The Life Lesson of Losing It All

It was a grueling 8 hour bus ride stretching across the Spanish country side.  Fueled with an odd mix of excitment and physical exhaustion, I was finally making my way back home to the United States after being gone for more than half a year.  I rode on a bus from Madrid to Barcelona, where I would then fly from Barcelona to Rome to Boston to New York, and then finally to Cincinnati.  I spent the 8 hours quietly reflecting on all the awesome memories I had just made; how quickly my life turned up-side-down from suburban Cincinnati to the sprawling Spanish lifestyle.

The bus finally arrived mid-afternoon in Barcelona, I went to the side of he charter bus to retrieve my luggage, only to see that is was not there.  Instantly, it hit me someone stole my luggage–the carrier that held all of my possessions.  My laptop, all my clothes, my shoes, toil nail clippers, tooth brush, and family gifts; everything.  I was left with nothing but the clothes on my back, a couple of books for the ride, and fortunately my passport

I stood motionless disbelief while feelings of distress swelled.  Why me, why now?  I was just about to be home in what felt like ages, why did this have to occur now.  I paced back-n-forth frantically trying to muster up some ideas of what I could do.  I walked over to the local booth to report the stolen lugagge, yet I could tell by the look in their eyes that these sorts of things had happened before, and retrievals were next to nil.

I walked away and an odd feeling emerged.  I slowly let out a wide grin and took deep cleansing sigh of relief.  As crazy as it sounds, it felt pretty good; I felt relieved.  There went all my possessions: my shoes, socks and underwear, my favorite shirts throughout the years, Christmas presents for my family, my computer that I had spent years adding to my music collection and personal documents–all gone–and yet then, only then, I finally felt free from the shackles of possessions.

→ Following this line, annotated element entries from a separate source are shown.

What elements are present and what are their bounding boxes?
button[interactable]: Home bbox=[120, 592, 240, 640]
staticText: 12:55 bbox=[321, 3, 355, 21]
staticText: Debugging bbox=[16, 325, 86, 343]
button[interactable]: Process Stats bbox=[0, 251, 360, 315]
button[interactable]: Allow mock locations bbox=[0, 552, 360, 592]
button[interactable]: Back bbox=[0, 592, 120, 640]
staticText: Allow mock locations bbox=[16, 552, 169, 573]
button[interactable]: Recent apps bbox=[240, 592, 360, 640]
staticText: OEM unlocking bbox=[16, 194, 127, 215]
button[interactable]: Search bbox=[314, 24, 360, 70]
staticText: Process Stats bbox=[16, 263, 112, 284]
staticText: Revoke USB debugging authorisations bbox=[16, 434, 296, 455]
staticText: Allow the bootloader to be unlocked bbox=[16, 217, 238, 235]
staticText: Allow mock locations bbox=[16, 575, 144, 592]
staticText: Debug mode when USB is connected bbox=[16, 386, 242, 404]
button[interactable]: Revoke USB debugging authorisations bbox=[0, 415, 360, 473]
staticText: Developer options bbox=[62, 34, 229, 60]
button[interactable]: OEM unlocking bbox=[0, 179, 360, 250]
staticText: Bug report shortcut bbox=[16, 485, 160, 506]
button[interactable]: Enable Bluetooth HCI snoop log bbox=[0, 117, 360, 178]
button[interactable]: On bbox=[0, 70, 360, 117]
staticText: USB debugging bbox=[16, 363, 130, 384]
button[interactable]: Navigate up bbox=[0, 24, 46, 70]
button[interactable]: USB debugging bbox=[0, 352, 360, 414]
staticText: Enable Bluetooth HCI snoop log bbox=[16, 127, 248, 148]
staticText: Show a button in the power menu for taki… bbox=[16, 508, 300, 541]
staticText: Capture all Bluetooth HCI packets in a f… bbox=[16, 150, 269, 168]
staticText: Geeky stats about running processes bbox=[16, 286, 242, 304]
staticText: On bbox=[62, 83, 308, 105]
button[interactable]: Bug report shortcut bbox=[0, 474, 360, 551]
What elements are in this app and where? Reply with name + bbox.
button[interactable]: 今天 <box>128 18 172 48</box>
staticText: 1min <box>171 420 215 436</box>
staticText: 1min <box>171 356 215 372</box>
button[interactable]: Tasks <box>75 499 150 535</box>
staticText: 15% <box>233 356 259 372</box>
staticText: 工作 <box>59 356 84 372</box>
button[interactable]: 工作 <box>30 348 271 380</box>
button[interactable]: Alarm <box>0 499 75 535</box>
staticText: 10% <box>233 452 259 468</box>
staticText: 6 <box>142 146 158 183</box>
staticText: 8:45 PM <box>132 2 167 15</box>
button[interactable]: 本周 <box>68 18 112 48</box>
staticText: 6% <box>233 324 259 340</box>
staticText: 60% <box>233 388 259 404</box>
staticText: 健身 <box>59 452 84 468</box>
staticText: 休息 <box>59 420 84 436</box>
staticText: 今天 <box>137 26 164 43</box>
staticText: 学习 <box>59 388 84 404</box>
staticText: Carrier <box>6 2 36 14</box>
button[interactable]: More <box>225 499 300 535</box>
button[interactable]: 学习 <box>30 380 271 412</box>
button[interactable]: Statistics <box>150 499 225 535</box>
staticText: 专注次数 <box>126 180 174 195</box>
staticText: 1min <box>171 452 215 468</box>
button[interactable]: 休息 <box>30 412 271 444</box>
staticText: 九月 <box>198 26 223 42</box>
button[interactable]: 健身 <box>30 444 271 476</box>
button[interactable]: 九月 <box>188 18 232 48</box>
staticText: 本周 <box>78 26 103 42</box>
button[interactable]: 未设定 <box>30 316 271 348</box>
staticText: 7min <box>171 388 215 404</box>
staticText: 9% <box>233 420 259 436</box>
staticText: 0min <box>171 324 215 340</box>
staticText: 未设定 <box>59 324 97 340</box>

I realized that that ‘stuff’ didn’t define me.  I looked back at the collection of experiences and memories I had just made over the past half year, and couldn’t help but feel a sense of magnitude that those played over my other ‘stuff.’  I then started laughing.  A feeling of elation swelled within me.  Those things wouldn’t define me; they weighed me down with distractions of things that seemed important, when really it was only experiences in life I was looking for.

Do you remember the jeans you wore 10 years ago?  The Nikes you rocked and spent hours to keep fresh and clean?  I bet not.  I certainly dont.  Sense of self is nothing but a collection of memories and experiences strung together.  Do everything you can to make them good ones.  Life is like writing a book; make yours as interesting as possible.